You are a merchandiser that buys wild widgets from a vendor for $70 each, marks them up, and sells them for $100 each. Journalize the three transactions below.You use the perpetual inventory system and reduce inventory when it is sold.

You sell 80 wild widgets to a customer on account, terms 2/10 net 30.

To journalize the three transactions, follow the steps below:

Step 1: Identify the accounts involved in each transaction.

For the first transaction, where you sell 80 wild widgets to a customer on account, the accounts involved are:

- Accounts Receivable (customer's account)
- Sales Revenue

Step 2: Determine the amounts for each account.

The selling price is $100 per wild widget, and you sold 80 widgets. So, the total sales revenue would be $100 x 80 = $8000.

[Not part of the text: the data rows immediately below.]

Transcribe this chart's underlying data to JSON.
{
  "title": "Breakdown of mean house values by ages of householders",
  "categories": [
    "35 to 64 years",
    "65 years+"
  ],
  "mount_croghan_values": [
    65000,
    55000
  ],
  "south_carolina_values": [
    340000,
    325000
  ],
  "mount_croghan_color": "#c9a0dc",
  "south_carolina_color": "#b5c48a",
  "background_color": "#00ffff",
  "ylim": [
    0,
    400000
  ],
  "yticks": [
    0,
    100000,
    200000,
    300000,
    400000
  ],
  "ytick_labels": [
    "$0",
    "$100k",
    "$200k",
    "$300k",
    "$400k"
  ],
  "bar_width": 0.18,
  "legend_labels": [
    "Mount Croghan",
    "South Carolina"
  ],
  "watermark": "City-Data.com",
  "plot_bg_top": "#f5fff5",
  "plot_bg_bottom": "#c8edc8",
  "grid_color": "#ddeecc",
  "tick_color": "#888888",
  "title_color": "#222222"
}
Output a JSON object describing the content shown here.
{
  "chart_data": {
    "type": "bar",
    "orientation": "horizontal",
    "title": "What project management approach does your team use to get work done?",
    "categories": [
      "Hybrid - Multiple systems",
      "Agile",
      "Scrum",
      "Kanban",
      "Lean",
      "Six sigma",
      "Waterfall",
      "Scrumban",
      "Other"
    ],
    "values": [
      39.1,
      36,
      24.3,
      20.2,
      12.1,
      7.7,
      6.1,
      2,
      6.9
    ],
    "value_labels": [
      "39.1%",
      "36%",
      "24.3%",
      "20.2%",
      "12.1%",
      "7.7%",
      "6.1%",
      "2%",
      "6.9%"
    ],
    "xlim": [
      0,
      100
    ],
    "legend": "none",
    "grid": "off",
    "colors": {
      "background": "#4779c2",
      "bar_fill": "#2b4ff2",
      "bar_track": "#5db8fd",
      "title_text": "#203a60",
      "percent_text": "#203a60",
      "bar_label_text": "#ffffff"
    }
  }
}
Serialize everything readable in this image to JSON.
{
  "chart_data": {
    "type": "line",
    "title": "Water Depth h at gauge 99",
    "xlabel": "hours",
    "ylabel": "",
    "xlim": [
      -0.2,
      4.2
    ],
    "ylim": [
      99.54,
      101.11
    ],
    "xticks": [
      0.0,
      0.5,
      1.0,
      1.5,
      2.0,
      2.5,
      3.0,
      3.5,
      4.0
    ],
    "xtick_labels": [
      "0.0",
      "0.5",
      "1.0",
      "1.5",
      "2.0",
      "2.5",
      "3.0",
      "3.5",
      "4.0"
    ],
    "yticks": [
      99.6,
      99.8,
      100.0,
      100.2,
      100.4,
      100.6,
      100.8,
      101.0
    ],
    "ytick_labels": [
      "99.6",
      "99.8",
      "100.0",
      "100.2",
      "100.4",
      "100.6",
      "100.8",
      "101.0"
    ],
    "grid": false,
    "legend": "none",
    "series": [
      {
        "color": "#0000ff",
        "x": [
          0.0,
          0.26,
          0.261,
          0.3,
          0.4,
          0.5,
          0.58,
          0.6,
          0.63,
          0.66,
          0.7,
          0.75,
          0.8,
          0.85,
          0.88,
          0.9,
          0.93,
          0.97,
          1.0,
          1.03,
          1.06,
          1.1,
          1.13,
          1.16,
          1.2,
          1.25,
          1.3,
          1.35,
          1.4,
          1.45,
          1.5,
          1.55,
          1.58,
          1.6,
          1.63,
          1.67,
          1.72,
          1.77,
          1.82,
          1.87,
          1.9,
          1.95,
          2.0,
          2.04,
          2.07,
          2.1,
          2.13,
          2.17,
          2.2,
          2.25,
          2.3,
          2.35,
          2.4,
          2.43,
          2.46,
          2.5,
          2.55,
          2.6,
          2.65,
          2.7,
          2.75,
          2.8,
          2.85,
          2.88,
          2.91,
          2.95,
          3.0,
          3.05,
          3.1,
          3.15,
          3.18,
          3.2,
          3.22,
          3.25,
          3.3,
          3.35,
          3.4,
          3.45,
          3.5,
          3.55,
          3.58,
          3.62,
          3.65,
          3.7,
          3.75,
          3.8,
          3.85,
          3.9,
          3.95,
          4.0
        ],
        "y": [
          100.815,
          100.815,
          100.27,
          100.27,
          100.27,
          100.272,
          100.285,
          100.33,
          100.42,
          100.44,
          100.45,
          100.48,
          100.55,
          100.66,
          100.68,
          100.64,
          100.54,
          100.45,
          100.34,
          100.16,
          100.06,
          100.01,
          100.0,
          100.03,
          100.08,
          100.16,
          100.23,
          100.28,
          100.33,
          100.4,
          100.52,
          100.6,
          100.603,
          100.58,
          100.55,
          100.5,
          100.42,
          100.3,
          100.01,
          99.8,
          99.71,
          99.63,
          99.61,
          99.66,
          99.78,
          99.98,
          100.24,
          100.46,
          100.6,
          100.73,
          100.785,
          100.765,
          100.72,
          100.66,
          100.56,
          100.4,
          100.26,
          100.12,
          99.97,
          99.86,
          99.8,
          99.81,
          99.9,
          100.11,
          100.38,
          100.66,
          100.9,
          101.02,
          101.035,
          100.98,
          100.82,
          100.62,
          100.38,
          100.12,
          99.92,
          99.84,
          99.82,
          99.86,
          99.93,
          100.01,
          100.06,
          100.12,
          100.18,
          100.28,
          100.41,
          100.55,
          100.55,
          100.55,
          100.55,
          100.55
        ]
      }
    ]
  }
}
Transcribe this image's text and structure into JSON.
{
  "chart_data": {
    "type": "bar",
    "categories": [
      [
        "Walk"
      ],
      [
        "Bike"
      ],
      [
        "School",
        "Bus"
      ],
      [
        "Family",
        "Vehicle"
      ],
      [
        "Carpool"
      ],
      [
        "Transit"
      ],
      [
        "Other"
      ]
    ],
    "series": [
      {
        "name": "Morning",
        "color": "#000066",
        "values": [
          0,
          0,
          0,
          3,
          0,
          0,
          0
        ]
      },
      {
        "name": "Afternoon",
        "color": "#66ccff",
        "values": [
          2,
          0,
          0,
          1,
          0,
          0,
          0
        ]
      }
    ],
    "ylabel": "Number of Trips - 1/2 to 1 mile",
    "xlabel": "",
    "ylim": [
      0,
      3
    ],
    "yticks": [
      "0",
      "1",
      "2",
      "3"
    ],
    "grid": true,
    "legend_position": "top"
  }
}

Step 3: Journalize the transaction.

To journalize the transaction, you would record the sale by crediting the Sales Revenue account and debiting the Accounts Receivable account. Here is the journal entry:

Date | Account Debit | Account Credit | Amount
--------------------------------------------------------------
[Date] | Accounts Receivable | Sales Revenue | $8000

As per the terms 2/10 net 30, it means the customer is eligible for a 2% discount if they make the payment within 10 days. Thus, only 98% of the sales revenue is due in case the discount is not taken.

After the journal entry, you can track the amount owed by the customer in the Accounts Receivable account, and reduce the inventory accordingly.